Chers témoins, je vous remercie.
Ce que vous nous dites aujourd'hui, je l'entends chez moi. Il y a des communautés rurales dans ma circonscription. Vous connaissez peut-être, dans le nord de l'Outaouais, la vallée de la Gatineau et Maniwaki. Il y a la compagnie Louisiana-Pacific Canada ltée et la compagnie Produits forestiers Résolu.
L'angoisse que vous vivez, elle a été vécue par plusieurs familles, comme vous, touchées. L'accès à la fibre, c'est un grand enjeu dans le secteur forestier.
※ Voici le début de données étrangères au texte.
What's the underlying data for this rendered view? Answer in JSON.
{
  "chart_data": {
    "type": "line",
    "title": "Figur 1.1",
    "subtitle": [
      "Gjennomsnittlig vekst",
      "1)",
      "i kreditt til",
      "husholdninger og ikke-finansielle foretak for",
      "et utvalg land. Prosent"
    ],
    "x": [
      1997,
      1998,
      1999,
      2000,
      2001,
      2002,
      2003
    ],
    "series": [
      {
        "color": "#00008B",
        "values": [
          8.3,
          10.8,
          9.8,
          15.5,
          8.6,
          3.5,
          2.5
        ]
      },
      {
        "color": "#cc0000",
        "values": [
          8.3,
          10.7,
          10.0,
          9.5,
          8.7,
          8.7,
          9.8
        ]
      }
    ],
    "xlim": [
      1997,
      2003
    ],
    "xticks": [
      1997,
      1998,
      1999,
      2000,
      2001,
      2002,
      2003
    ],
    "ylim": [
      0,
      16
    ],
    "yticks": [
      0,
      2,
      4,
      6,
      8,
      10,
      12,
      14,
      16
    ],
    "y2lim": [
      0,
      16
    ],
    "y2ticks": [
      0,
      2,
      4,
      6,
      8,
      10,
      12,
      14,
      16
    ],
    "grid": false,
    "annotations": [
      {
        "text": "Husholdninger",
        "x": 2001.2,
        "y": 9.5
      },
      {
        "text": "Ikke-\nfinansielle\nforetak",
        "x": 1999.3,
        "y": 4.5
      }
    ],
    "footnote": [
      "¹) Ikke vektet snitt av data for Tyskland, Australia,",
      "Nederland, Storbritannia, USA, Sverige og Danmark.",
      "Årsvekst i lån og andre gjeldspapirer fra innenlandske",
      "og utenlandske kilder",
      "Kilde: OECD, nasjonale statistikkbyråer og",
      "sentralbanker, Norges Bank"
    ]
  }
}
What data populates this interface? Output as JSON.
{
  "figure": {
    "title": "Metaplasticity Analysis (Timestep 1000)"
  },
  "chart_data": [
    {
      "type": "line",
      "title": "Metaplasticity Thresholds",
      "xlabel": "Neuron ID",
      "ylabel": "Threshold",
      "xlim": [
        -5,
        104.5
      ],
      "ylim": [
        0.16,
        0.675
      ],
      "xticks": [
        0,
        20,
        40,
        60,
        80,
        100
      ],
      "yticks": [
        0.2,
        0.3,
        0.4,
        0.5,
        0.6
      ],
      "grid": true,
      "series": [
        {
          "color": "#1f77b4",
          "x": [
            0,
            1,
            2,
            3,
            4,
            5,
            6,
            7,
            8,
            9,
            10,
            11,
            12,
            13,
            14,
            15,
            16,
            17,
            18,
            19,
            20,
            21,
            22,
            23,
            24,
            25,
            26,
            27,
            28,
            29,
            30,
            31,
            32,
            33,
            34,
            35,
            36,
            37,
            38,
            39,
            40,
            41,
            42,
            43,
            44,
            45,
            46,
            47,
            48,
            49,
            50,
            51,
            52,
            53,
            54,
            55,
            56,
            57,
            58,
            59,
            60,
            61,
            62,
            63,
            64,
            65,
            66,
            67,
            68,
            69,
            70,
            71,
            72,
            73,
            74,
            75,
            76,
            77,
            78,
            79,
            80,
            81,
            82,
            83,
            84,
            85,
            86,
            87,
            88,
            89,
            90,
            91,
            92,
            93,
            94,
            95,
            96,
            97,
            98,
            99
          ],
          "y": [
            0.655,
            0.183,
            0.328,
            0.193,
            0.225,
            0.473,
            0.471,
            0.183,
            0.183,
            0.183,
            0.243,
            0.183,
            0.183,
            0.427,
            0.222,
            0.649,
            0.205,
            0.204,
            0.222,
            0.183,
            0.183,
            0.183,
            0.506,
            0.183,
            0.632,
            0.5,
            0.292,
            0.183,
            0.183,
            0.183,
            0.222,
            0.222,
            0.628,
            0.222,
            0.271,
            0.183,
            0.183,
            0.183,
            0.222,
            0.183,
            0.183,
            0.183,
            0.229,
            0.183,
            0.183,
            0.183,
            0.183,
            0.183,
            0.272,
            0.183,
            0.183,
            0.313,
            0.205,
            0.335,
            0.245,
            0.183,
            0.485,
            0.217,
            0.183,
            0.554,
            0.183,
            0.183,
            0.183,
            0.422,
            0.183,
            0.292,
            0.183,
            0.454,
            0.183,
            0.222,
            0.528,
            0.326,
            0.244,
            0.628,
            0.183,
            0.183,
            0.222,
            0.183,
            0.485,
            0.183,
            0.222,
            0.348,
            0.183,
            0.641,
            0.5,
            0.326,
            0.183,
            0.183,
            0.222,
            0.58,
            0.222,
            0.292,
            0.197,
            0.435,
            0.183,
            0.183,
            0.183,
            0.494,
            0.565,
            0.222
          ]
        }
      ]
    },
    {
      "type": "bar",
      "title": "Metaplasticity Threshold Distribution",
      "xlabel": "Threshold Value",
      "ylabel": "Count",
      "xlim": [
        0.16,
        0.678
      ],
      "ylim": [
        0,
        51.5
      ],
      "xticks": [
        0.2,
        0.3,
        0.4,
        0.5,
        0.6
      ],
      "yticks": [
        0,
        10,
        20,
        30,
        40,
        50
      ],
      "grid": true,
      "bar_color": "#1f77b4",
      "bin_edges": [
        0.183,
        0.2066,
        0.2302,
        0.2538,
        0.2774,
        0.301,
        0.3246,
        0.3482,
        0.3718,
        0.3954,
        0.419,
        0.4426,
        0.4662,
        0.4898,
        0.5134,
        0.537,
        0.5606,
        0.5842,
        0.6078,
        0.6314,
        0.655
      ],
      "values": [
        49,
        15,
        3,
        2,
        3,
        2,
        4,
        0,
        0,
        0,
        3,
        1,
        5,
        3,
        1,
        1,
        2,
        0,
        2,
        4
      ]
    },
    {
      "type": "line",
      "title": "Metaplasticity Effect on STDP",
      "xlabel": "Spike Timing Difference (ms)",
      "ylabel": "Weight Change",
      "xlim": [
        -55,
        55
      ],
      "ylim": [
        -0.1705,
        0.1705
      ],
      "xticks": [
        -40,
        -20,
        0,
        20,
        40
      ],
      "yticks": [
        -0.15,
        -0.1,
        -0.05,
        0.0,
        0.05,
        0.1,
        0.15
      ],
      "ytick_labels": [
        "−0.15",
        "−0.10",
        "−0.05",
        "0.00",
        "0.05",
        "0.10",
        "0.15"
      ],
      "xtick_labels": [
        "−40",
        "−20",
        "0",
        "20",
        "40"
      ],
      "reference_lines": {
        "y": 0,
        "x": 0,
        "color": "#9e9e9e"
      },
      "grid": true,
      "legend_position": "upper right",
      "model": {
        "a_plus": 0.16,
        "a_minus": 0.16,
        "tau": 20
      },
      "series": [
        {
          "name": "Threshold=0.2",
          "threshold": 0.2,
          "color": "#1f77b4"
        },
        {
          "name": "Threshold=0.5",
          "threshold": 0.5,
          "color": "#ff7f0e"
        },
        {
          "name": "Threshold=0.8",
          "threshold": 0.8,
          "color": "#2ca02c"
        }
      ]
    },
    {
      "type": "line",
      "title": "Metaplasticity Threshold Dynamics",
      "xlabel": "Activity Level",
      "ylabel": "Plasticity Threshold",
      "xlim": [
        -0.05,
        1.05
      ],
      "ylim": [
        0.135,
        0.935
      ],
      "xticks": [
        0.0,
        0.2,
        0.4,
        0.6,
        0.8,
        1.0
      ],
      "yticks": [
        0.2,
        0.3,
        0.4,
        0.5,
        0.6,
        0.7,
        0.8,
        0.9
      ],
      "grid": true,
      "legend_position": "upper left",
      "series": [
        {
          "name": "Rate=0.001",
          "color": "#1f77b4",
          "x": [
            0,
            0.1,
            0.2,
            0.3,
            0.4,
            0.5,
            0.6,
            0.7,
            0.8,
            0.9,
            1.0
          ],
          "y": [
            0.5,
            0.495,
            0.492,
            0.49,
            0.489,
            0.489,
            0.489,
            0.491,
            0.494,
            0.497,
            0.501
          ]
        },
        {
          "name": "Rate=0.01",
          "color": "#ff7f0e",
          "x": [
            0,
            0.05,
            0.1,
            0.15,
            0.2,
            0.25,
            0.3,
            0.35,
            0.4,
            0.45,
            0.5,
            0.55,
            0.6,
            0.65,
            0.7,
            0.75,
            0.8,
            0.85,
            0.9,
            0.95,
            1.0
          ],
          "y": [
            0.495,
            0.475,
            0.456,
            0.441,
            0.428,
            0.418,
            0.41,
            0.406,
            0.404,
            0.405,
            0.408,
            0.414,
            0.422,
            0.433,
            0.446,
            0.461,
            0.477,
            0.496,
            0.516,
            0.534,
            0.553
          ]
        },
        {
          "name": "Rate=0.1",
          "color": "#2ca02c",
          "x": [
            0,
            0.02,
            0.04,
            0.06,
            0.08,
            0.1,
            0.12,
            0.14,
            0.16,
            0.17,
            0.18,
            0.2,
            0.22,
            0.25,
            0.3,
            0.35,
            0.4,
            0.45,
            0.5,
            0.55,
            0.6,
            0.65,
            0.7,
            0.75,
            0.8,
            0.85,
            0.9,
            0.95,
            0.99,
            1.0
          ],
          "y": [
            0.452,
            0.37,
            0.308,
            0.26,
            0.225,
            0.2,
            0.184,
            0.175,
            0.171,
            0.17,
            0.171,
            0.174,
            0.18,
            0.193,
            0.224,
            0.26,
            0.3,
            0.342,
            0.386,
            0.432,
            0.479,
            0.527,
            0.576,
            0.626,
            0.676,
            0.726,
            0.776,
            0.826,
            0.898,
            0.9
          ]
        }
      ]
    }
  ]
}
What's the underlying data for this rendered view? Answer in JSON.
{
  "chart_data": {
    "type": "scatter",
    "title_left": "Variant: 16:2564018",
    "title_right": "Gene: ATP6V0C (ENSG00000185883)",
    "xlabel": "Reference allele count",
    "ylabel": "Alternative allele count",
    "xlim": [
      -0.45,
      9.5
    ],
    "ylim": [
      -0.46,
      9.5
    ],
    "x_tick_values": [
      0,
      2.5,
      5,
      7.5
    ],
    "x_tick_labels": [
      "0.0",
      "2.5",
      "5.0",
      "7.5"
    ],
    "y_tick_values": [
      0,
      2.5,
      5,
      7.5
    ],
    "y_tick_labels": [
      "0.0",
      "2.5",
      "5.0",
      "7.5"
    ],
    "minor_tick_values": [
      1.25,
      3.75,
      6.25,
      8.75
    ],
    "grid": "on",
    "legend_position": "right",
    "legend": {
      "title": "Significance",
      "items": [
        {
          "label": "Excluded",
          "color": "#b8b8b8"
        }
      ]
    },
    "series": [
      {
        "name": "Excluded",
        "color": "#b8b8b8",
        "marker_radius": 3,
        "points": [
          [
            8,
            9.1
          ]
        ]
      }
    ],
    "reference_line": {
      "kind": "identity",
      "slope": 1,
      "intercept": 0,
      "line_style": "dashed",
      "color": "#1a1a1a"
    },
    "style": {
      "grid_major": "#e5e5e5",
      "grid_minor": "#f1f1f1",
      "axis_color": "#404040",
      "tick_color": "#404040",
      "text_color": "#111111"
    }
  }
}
Le cri du cœur que nous avons entendu au cours des réunions du Comité par les travailleurs et par les compagnies forestières, c'est qu'on doit travailler ensemble.
Madame Dufour, je vous vois. Votre cri du cœur, c'est de demander aux paliers de gouvernement, aux industries, aux travailleurs de travailler ensemble, parce qu'il y en a, des solutions.
Moi, j'ai vu en comité que les conservateurs n'écoutaient pas les travailleurs et leurs cris du cœur. Ils ne veulent pas travailler ensemble. Ils veulent créer une division parmi nous. Ce que j'entends de nos concitoyens et de vous, c'est vraiment qu'il faut s'asseoir ensemble et trouver des solutions.
Nous avons entendu aussi au cours de ce témoignage de la part de tous les témoins quelque chose que nous avons confirmé avec le ministre tout à l'heure: il manque quelqu'un d'important à l'appel pour arriver à sauver à la fois l'économie et l'écologie, ce qu'il est possible de faire puisque, quand on travaille ensemble, on peut innover et trouver des solutions. Il manque la province de Québec, qui n'est pas à la table pour trouver des solutions. Moi, c'est mon cri du cœur: il faut absolument demander à la province de Québec de se joindre à l'effort, de s'asseoir avec le gouvernement fédéral et de trouver des solutions pour Sacré‑Cœur, pour Boisaco et pour aussi la pérennité. Vous avez trois enfants et je connais plein de familles. Nous voulons aussi des métiers pour nos enfants. Nous ne voulons pas qu'ils quittent nos régions. Nous voulons qu'ils puissent, eux aussi, travailler dans le secteur forestier.
Madame Dufour, pouvez-vous nous parler de l'espoir que vous avez que les gouvernements et les partis politiques travaillent ensemble pour trouver une solution pour vous?